他还给自己加戏,膝行几步走到袁国豪跟前,抱住他的大腿,痛哭失声,“少爷,你终于醒了,真是太好了!”
袁国豪语气温和,眼中却一脸冷意,他摸摸阿纸的头,“辛苦你们了。”
他这一摸,却将阿纸摸出了一身的冷汗,他的额头顿时汗涔涔的。
袁国豪当做不知,手却放到阿纸脖子后面,猛地一把掐制住他,
“阿纸,曾立华这副样子你可熟悉?想当初,那碗面汤还是你给我盛的,我喝了之后,就跟这曾立华似的,吐血之后倒地不起,然后卧床一年之久。”
阿纸汗如雨下,但他内心盘算,曾立华已经昏迷,那就是死无对证,谁对谁错,还不是任由他分说?
他一狠心,干脆自己掐制住自己的脖子,“少爷,当初我眼瞎,不知道这曾立华的坏处,将那面汤端给了你,虽然我什么都没做,但确实有失察之罪,现如今,只能以死谢罪!”

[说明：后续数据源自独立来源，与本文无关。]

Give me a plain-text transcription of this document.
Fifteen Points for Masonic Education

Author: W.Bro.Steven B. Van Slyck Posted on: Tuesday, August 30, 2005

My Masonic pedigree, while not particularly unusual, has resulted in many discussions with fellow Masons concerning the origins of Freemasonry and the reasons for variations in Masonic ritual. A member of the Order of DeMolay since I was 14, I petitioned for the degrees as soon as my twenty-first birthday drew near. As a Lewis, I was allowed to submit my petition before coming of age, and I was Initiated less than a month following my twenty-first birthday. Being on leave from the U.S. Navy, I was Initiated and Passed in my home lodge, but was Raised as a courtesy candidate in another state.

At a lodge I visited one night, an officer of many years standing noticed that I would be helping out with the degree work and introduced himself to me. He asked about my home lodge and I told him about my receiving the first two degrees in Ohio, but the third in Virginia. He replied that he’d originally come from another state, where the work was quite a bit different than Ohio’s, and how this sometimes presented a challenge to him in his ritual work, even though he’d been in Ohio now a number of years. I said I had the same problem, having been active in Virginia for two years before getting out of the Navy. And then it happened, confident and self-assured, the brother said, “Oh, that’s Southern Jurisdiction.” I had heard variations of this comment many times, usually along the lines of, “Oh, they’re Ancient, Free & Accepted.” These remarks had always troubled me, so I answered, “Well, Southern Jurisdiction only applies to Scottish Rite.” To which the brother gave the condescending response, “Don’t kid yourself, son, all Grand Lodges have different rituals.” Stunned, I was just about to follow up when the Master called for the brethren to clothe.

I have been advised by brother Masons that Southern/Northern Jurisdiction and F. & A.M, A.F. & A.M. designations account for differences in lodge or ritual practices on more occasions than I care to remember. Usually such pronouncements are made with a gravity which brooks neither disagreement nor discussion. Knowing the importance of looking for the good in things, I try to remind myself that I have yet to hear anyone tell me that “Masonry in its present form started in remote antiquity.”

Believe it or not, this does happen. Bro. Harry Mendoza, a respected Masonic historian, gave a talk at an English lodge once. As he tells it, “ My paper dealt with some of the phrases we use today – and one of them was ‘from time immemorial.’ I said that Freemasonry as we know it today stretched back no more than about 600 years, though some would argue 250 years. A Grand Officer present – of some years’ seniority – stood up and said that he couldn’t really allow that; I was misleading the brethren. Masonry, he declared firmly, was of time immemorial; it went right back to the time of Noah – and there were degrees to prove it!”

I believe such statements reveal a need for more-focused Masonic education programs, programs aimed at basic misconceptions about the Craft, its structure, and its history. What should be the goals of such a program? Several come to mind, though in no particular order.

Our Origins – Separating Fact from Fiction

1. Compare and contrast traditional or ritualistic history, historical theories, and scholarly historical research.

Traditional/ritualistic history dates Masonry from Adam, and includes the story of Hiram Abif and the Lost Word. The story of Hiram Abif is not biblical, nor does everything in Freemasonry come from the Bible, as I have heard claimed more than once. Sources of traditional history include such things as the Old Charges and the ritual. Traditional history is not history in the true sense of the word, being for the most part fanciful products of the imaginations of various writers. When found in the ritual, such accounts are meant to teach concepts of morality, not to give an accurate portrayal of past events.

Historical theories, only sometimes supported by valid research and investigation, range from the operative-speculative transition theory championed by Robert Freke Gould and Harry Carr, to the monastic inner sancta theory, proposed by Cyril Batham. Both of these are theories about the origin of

说完,这狗东西竟然狠狠掐住自己的脖子,想要演出一副忠臣赴死的样子!
但人的身体都有保护机制,除非借助外力,否则自己掐自己,就没有能掐成功的。
袁国豪和苏青谁都没动,就看着这狗东西演戏。
果然,没有一会儿的功夫,阿纸就无力的垂下双手,满脸泪痕,“少爷,阿纸没用,还是由你来处罚吧!”
看上去好不可怜。
袁国豪冷笑一声,“阿纸,你年纪不算大,我竟不知道,你还有这等本事。”
他冷冷的放开阿纸,阿纸躲到了一旁,“少爷,我做错了事,任由你责罚。”
“阿纸,你若将当初的实情一一道来,我且考虑饶恕你,你若还是遮三挡四,我这就结果了你!”